The Case of the Missing Bolton Dinosaur

During this same time period when I was conducting the first surveys about the earliest reported incidences of the Mandela Effect, a town in the United Kingdom noticed it seemed to be missing a dinosaur. A full-scale model of a dinosaur was an oft-mentioned favorite memory from the 1960s for many visitors to the Bolton Museum and Art Gallery, as a January 2006 article in

 

 The Bolton News describes–yet as of 2006, there was no longer any official record that any such dinosaur existed.This was a matter of importance to the community, since restoring the old exhibit would have saved the museum the time, effort and energy required to obtain a new dinosaur exhibit in 2000. Alan Rushton, leader of the Conservative group on Bolton Council, said: “One of our dinosaurs is definitely missing! Am I supposed to accept that my eyes deceived me, or this enormous dinosaur was a figment of my imagination? I remember as a schoolboy going on visits to the museum and standing in awe, looking at it. I raised the matter when I was on the arts committee but we were never able to find any trace of it.”

What’s Going On?
What I’ve been documenting since 1999 are first-hand reports from people noticing changes in reality all around the world. What I’ve noticed over the years is that these reports of people and things appearing, disappearing, transforming and transporting are the very types of phenomena we’d expect to see on the quantum / microscopic scale of the very, very small–yet they’re happening on a grand scale. People are noticing items such as their socks and keys moving around as if by themselves. People are noticing they remember events differently than siblings and friends. And sometimes people notice they’re disagreeing about what happened moments earlier. These realizations come forth at the very point in time that humanity enters the new Quantum Age, in which most every field in science now has the word “quantum” in front, including: Quantum Biology, Quantum Cognition, Quantum Cosmology and Quantum Statistics. While quantum logic and phenomena has long been shunted aside as irrelevant (aside from creating nuclear reactors or nuclear weapons), we’re now at the beginning of the “quantum invasion,” as inventors, engineers and scientists strive to be first to build quantum computers. Amidst this new gold rush of our times, scientists are finding that people such as Quantum Biologist Johnjoe McFadden and Quantum Cognitive Scientist Jerome Busemeyer who I’ve featured on my radio show, Living the Quantum Dream, are leading the way in demonstrating how quantum phenomena are occurring all around us in Nature in our everyday lives. What is becoming increasingly clear is that as we seek a “theory of everything” unifying the classical and quantum realms, it seems to be finding us. And many of the seemingly bizarre properties of quantum physics appear to be everywhere around and inside us, including occasionally making surprise appearances where we least expect them.

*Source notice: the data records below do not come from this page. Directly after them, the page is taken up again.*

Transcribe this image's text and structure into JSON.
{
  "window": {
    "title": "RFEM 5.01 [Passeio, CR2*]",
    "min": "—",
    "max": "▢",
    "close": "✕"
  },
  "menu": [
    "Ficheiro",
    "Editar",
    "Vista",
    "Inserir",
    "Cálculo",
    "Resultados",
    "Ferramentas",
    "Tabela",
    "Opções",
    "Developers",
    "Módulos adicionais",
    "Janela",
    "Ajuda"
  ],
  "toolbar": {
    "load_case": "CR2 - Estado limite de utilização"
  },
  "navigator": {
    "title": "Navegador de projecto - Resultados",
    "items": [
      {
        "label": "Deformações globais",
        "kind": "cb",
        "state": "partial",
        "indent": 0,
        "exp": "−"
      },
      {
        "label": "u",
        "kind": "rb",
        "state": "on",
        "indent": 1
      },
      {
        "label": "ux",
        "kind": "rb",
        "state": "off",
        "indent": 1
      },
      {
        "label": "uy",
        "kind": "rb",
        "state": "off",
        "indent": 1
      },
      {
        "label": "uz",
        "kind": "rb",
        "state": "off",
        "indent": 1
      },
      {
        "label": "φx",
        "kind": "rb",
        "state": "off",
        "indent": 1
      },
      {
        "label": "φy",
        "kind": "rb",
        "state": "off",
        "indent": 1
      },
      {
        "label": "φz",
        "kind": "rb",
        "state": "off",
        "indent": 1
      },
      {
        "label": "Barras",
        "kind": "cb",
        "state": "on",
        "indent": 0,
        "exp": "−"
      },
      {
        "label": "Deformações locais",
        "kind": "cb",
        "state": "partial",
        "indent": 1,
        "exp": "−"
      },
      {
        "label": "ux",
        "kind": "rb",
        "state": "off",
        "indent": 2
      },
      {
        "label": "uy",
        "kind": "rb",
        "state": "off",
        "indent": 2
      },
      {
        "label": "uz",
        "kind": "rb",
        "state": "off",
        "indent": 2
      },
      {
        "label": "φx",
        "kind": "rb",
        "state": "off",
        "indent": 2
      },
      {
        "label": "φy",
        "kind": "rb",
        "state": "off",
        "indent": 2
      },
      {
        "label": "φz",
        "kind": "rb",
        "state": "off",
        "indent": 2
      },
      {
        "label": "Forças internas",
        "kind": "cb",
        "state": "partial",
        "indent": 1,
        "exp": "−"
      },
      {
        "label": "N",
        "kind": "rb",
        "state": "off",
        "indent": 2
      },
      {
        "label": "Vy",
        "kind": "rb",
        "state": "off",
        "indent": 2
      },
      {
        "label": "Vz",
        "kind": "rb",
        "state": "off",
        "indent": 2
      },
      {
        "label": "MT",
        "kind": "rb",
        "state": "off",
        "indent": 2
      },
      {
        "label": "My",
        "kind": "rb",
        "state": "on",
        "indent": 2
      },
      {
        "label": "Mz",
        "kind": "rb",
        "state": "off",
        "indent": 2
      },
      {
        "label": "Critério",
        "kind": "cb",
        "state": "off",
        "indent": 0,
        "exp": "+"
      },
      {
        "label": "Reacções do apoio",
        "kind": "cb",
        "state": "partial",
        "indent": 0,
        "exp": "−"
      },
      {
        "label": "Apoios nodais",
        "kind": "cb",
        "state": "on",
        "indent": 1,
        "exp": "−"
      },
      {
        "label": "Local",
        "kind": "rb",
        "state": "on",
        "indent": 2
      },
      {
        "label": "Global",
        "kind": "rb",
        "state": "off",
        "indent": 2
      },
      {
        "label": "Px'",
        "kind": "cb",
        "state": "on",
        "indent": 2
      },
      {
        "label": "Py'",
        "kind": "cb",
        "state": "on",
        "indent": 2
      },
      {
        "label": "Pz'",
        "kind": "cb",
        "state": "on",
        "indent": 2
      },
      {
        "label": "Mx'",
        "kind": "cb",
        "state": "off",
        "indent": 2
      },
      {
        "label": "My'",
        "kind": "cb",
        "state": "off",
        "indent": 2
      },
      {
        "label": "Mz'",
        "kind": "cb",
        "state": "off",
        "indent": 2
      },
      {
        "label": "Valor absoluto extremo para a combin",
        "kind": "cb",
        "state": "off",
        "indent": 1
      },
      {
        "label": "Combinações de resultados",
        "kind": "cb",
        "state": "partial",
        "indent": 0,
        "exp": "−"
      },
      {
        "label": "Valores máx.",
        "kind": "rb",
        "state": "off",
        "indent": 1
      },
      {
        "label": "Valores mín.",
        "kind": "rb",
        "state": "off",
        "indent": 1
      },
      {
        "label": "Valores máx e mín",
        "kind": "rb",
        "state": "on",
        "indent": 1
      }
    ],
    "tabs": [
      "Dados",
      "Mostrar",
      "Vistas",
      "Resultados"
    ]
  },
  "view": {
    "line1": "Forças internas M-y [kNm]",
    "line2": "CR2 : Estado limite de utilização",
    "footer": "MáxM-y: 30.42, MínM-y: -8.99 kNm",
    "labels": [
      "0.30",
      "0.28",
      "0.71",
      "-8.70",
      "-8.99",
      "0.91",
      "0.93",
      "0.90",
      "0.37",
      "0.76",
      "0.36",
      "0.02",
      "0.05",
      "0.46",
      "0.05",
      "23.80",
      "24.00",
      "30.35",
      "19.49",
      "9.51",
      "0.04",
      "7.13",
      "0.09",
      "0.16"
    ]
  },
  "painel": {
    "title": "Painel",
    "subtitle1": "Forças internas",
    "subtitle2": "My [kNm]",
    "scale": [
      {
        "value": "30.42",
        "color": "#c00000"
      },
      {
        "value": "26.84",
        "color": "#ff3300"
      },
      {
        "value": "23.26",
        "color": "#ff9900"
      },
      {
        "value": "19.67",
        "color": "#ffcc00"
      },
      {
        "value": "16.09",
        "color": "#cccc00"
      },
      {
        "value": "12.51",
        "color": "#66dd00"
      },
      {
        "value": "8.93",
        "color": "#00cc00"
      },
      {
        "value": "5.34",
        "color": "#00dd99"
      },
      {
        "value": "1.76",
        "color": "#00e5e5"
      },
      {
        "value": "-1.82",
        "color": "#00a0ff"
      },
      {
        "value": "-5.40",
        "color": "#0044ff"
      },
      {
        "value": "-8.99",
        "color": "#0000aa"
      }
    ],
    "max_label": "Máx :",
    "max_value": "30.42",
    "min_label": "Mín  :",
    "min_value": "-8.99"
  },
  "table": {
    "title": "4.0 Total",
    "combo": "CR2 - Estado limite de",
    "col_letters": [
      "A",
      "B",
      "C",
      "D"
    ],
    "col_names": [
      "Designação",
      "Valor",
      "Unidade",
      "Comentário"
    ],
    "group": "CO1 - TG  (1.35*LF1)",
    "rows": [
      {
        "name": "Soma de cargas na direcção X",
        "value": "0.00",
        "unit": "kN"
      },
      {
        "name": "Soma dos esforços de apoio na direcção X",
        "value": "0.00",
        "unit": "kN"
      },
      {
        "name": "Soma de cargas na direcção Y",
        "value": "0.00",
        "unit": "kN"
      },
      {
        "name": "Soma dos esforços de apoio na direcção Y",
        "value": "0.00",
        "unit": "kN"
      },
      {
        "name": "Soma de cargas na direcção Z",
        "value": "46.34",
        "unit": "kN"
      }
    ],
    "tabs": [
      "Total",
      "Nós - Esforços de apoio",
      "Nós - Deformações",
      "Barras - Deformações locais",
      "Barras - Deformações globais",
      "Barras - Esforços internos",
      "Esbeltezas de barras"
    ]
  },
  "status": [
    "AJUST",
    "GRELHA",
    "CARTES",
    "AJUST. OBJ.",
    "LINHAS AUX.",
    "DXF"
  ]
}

How to Record Alternate History Reports
Since people reading about alternate histories and the Mandela Effect often begin to experience increased incidences of shifts in reality, keeping records of what’s observed becomes important. Questions about alternate histories need to include descriptions of several points in time, that include three points in space and time. Such a journal entry would be recorded to include how, “Today, on date and time Z we are recording that at at date and time Y we became aware that apparently some kind of change had occurred at date and time X involving ____________ being different in these ways __________________.”